EXPO Chicago 2021

EXPO Chicago 2021

APRIL 8, 2021 THROUGH APRIL 12, 2021

ONLINE- Wexler Gallery is proud to present Representation, an exhibition featuring Roberto Lugo and Tim Rollins & Kids of Survival (K.O.S.), and Mami Kato. The artwork in the exhibition, rooted in collaboration, inclusion, and education, offers a deeply personal vision of how the artists see themselves, who they relate to, what they aspire to, and the politics of portrayal in art. Pervading the works of Tim Rollins & K.O.S., Roberto Lugo, and Mami Kato is the underlying responsibility of the artists to represent the voices of the underrepresented.

Pioneers in fusing education with art practice Tim Rollins & K.O.S. developed their collaborative approach to making art in the early 1980’s in the Bronx in New York City. Frustrated by the school system, artist and educator Tim Rollins, started an art program after school for his most talented students. They developed a way of working that combined reading and analysis with drawing and painting. They made art that related to the text through the lens of their own experiences as young people of color growing up in the South Bronx.
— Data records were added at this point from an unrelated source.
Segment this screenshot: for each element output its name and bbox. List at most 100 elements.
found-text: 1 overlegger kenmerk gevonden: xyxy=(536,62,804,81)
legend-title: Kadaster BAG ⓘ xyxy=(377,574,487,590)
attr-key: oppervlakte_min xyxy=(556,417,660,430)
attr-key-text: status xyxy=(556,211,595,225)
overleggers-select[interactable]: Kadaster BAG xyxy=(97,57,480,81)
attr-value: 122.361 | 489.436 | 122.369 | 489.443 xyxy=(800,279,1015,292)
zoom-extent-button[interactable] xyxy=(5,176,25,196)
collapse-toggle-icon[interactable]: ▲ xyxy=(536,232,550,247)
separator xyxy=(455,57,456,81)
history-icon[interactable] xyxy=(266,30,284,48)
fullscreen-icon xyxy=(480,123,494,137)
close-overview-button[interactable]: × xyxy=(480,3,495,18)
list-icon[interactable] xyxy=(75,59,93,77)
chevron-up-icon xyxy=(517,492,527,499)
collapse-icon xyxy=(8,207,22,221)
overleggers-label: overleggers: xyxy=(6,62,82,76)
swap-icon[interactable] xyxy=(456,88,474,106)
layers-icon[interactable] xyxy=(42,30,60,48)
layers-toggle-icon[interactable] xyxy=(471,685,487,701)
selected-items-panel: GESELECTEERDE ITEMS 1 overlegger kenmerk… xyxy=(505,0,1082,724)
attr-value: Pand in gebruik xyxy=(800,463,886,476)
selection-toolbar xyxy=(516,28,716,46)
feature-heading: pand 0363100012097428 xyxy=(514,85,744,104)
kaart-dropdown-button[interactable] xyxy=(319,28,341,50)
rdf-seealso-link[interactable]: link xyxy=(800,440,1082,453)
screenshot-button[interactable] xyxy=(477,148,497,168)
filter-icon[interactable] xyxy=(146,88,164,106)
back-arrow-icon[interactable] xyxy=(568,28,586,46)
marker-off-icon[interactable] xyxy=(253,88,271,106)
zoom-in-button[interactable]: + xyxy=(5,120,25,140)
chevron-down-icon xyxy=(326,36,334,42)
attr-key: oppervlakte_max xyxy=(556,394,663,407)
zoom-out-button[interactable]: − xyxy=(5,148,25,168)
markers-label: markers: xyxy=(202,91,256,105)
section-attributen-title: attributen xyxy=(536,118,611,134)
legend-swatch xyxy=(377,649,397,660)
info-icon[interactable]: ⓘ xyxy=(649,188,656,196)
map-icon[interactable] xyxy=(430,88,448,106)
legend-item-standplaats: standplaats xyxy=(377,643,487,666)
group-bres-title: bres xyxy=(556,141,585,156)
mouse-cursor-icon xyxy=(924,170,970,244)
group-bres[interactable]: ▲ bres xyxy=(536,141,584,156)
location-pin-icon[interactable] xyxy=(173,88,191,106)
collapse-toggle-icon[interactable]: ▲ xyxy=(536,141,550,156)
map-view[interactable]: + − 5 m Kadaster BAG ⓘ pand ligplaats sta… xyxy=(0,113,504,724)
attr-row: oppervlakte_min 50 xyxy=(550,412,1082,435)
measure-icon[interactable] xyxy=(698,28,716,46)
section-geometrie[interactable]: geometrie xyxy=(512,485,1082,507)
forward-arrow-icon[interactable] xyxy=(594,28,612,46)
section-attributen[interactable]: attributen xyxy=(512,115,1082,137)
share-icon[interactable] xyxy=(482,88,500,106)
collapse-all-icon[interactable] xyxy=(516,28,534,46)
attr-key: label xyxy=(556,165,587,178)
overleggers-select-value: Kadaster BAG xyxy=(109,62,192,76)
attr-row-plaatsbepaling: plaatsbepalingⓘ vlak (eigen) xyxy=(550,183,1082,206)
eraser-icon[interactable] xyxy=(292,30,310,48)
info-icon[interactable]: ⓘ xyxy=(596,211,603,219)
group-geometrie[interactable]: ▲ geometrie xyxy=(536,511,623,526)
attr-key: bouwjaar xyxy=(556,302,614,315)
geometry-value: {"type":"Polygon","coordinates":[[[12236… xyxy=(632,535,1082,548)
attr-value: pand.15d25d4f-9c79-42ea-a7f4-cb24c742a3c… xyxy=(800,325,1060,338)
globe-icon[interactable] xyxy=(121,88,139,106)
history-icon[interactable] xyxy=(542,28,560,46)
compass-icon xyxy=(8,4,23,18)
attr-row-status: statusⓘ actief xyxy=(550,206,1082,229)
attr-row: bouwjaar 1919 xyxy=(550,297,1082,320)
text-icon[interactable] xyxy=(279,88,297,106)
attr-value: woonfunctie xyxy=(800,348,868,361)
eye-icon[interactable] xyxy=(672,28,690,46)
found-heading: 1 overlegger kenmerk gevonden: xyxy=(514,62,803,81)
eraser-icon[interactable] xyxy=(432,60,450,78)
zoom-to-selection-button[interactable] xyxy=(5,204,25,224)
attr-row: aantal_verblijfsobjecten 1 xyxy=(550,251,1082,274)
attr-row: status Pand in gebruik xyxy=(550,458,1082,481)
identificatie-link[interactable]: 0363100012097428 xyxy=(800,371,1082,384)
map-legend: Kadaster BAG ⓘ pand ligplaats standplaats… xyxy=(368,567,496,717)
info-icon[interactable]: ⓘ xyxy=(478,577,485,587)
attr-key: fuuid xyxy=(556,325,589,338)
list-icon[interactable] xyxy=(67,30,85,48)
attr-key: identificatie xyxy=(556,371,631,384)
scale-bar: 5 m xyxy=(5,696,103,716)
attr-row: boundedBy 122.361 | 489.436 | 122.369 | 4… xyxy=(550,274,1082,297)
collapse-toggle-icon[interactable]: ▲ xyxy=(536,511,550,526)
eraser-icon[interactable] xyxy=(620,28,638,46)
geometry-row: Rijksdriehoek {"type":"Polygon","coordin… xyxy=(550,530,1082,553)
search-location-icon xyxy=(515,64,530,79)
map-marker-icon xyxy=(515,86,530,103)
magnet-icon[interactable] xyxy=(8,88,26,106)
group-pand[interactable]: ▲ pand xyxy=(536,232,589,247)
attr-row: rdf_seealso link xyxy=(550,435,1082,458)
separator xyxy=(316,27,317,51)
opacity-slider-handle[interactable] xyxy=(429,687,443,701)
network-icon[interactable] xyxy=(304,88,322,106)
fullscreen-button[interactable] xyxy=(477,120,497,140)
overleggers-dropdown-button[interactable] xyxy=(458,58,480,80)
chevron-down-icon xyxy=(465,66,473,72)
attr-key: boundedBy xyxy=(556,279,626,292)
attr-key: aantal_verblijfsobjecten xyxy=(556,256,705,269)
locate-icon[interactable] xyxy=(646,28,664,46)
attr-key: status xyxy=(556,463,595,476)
In making the iconic Amerika series, Rollins prompted K.O.S.:  “…you all have your own taste and you have different voices. If you could be a golden instrument, if you could play a song of your freedom and dignity and your future and everything you feel about Amerika and this country, what would your horn look like?” The horns imagined by K.O.S. were inspired by diverse sources they encountered in their lives — pop culture, fine art textbooks, music, the streets around them. The overlapping and combining of the individual horns in the larger works evoke another of Tim Rollins and K.O.S.’s inspirations, Ralph Ellison’s Invisible Man, in which the narrator concludes that “America is woven of many strands,” that “our fate is to become one, and yet many.”

Known for his graffiti-inspired porcelain sculptures, artist Roberto Lugo’s work centers around the notion of representation. Specifically, representing the culture and struggles faced within Black and Latinx communities through the lens of craft history. Lugo chooses to depict Civil Rights leaders, hip hop artists, musicians, writers, and cultural figures representative of Black and Latinx culture. Their likeness is elevated to a space that was historically inaccessible to people of color. Drawing from iconic forms, such as an urn or a teapot, Lugo works with the existing associations inherent to a form, while adding his own stylized imagery and content. The result is a complex, contradictory body of work that embodies both poverty and resilience as well as opulence and wealth. He combines status symbols from European society and urban America to create works of art that cross boundaries and weave together seemingly disparate cultures into one multifaceted vision.

Mami Kato’s practice is rooted in place, material and labor. Her sculptures are meticulously crafted by hand. Rice straw, her medium of choice, was chosen for its association with northern Japan, where Kato was born. As a byproduct of the agricultural industry, it was historically repurposed as roofing, garments, fertilizer, and for other practical solutions. Kato uses this material as a way to honor rice as a life-sustaining resource and the culture that was built around its cultivation.

Kato currently lives in Philadelphia, working in a repurposed industrial building in a neighborhood that was once called “the Workshop of the World”. It is an appropriate setting for her labor-intensive process that emphasizes handiwork and daily ritual. Her sculptures can sometimes take years to make, a fact that adds significantly to how the piece is perceived. Her sculptures arise from her biography, containing the influence of where she has been, and where she is. It is combined into something unique that transcends specificity and speaks to universal truths.

Mami Kato’s work is featured as part of EXPO CHGO ONLINE’s Environmental program showcasing artwork that contributes to a broad rethinking of the environment, as an extension of their January 2021 symposium Alternate Assembly: Environmental Impact in the Era of Pandemic.

Leading galleries are invited to participate in EXPO CHGO ONLINE | April 8 – 12, 2021, a curated digital exposition of contemporary and modern art and culture showcasing focused presentations of current exhibitions and artists within their programs, presented in collaboration with Hook.